Jacques Derrida piensa en todas las escenas de arrepentimiento, de confesión, de perdón o de excusas que se multiplican en la escena geopolítica desde la última guerra y, de modo acelerado, desde hace algunos años. Ahora bien, gracias a estas escenificaciones, se difunde de modo no crítico el lenguaje abrahámico del perdón. ¿Qué sucede con el espacio teatral sobre el que se representa la gran acción del arrepentimiento? ¿Qué sucede con esta teatralidad?
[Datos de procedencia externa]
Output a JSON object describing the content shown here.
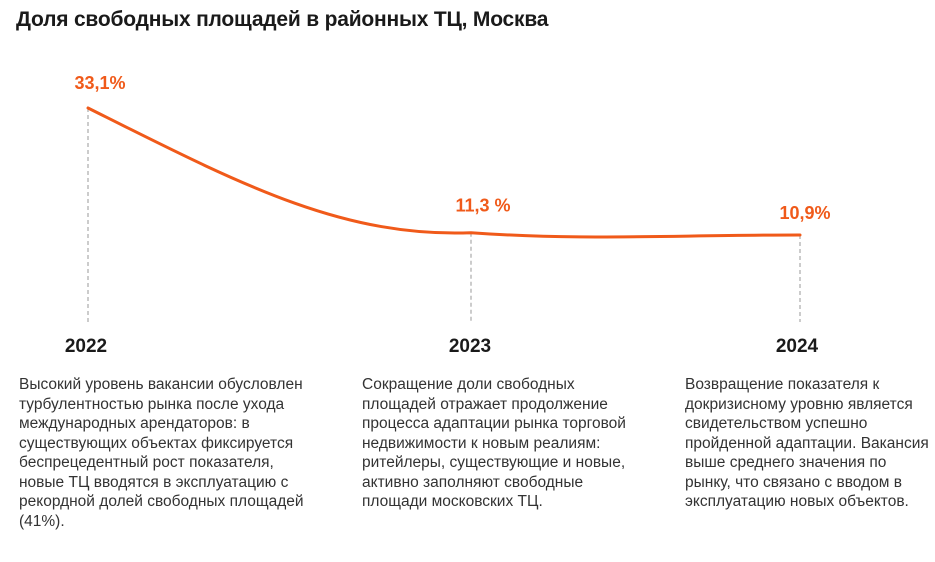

Me parece que se puede adivinar aquí la existencia de un fenómeno del abuso comparable a aquellos que hemos denunciado repetidas veces en esta obra, ya se trate del presunto deber de memoria o de la era de la conmemoración: Pero el simulacro, el ritual automático, la hipocresía, el cálculo o la torpe imitación participaron a menudo y se invitan como parásitos en esta ceremonia de la culpabilidad.
 
El hecho de que la noción de crimen contra la humanidad y la pederastia sigan estando en el horizonte de toda geopolítica del perdón constituye, sin duda, la última prueba de esta vasta discusión. Por mi parte, formularé de nuevo el problema en estos términos: si existe el perdón al menos como himno –como himno abrahámico, si se quiere–, ¿hay perdón para nosotros? ¿Algo de perdón? O hay que decir, con Derrida:
 
“Siempre que el perdón está al servicio de una finalidad, aunque sea noble y espiritual (rescate o redención, reconciliación, salvación), siempre que tiende a restablecer la normalidad (social, nacional, política, sicológica) mediante el trabajo del duelo, mediante alguna terapia o ecología de la memoria, entonces el perdón no es puro –ni su concepto–. El perdón no es, ni debería ser, ni normal ni normativo ni normalizador. Debería seguir siendo excepcional y extraordinario, a prueba de lo imposible: como si interrumpiera la corriente ordinaria de la temporalidad histórica”.
 
Es esta prueba de lo imposible la que debe afrontar el papa Francisco.